19. Februar 2010

Maximilian Steinbeis

Papier-Nachfolge: Was, wenn Schnarri selber nach Karlsruhe geht?

Keiner weiß was.

Am 1. März endet die Amtszeit des Präsidenten des Bundesverfassungsgerichts, Hans-Jürgen Papier. Wer sein Nachfolger wird? Es gibt nicht einmal Gerüchte.

Die FDP ist diesmal am Zug, den Posten zu besetzen. Gut, die haben derzeit andere Sorgen. Aber ich kann mir nicht vorstellen, dass die die Personalie einfach zurückgestellt haben, nach dem Motto: Nervt nicht, wir kümmern uns, wenn wir Zeit haben.

Andererseits hat das auch Tradition, dass die FDP mit Karlsruhe-Personalien eigentümlich nonchalant umgeht: Dieter Hömig, der letzte von der FDP-nominierte Richter, kam in Amt und Würden, weil er ein Kumpel des damaligen FDP-Chef Klaus Kinkel aus gemeinsamen Tennisclub-Tagen war.

Juristinnen

Das passt zu der Vermutung, die ich irgendwo gelesen habe, dass die FDP die Ehefrau ihres schleswig-holsteinischen Fraktionschefs Wolfgang Kubicki nominieren könnte, weil die auch Juristin sei.

Aber das ist alles Unfug. Das trifft vielleicht auch auf folgende Spekulation zu, die trotzdem nicht aufhört, mir im Kopf herumzugehen:

Schnarri herself. Die Bundesjustizministerin.

Das würde erklären, warum die bei der FDP so absolut dicht halten. Und Vizepräsidentin und Vorsitzende des Ersten Senats ist kein so schlechter Job, dass sich der Gedanke, ihn gegen den Kabinettsposten zu tauschen, sich nicht lohnen würde. Die vom Ersten Senat in den letzten Jahren begründete Tradition fortzuführen, Sicherheitsgesetze der Bundesregierung über den Haufen zu kegeln, müsste Frau L-S doch reizen. Mehr womöglich, als die besagten Gesetze zu schreiben. Und schließlich: Zwölf Jahre ist eine lange Zeit. Viel, viel länger als so eine schwarz-gelbe Legislaturperiode…
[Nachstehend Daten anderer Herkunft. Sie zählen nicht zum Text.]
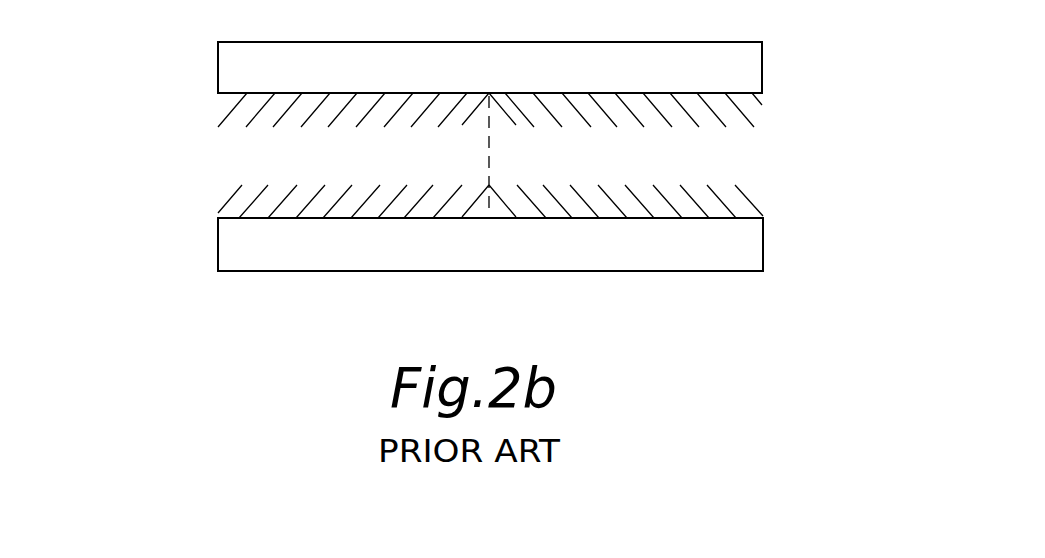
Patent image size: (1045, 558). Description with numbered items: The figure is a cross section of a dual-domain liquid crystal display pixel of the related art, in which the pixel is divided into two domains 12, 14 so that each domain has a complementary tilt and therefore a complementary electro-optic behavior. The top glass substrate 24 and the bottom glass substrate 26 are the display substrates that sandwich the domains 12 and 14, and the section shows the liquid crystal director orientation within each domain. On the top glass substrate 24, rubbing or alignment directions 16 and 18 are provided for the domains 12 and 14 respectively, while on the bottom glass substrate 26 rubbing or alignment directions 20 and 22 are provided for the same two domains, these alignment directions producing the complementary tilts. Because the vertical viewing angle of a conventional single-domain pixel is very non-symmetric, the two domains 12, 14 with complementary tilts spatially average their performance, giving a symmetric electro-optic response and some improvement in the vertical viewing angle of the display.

The domain 12 is at (270, 150).
The domain 14 is at (690, 157).
The rubbing or alignment direction 16 is at (242, 128).
The rubbing or alignment direction 18 is at (690, 113).
The rubbing or alignment direction 20 is at (267, 187).
The rubbing or alignment direction 22 is at (708, 183).
The top glass substrate 24 is at (218, 68).
The bottom glass substrate 26 is at (765, 237).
Vielleicht komme ich auch deshalb auf den Gedanken, weil in der Washington Post Jeff Rosen darüber spekuliert, ob Obama sich nicht vielleicht selber für den nächsten freien Supreme-Court-Posten nominieren sollte. Muss er nicht mehr führen und kann weiter tun, was er am besten kann, nämlich kluge schöne Texte schreiben und das nitty-gritty der täglichen Politik anderen überlassen. Schöner Gedanke: Da wird ein Staatsrechtsprof mal Präsident, und dann landet er am Ende doch wieder auf der Verfassungsrichterbank.

Der Ausschuss tagt

Na, egal. Jetzt meldet Tagesschau.de, dass Wolfgang Neskovic von der Linkspartei, momentan formell Chef der Wahlkommission, für Donnerstag die Wahl des Richters auf die Tagesordnung gesetzt hat.

Aber dass das die Entscheidung beschleunigt, glaubt wohl auch Neskovic nicht. Wenn es keinen Kandidaten gibt, kann man auch keinen wählen. Nimmt man halt den Punkt wieder runter von der Tagesordnung. Muss Herr Papier halt noch ein Weilchen länger Richter bleiben.

Hatte ich schon erwähnt, dass ich in punkto Richterwahl vehement für öffentliche Anhörungen nach US-Vorbild wäre? Dass ich keine Sekunde glaube, dass sich gute Kandidaten dann plötzlich für den Job in Karlsruhe nicht mehr interessieren würden? Dass ich das für eine durchsichtige Schutzbehauptung derjenigen halte, die von der bisherigen Praxis profitieren, die Spitzen von CDU und SPD nämlich sowie die Zunft der Staatsrechtsprofessoren und Bundesrichter, eine Schutzbehauptung, die dadurch nicht glaubwürdiger wird, dass es Kollegen gibt, die sie tatsächlich glauben?

Hatte ich? Egal, dann sag ich’s nochmal.

Update: Ich habe nur spekuliert, Kollege Müller von der FAZ dagegen hat recherchiert, und siehe: Offenbar will die FDP sich am Dienstag entscheiden, und zwar zwischen zwei namentlich nicht genannten Kandidaten, einem „jüngeren Staats- und Völkerrechtler“ und einem „älteren, erfahrenen Rechtsanwalt“. Könnte man jetzt auch feste zu spekulieren anfangen, wer da wohl gemeint sein könnte, aber das lasse ich jetzt besser mal. Jedenfalls nix mit L-S, wenn das zutrifft.

Der Artikel ist, soweit ich sehe, nicht online.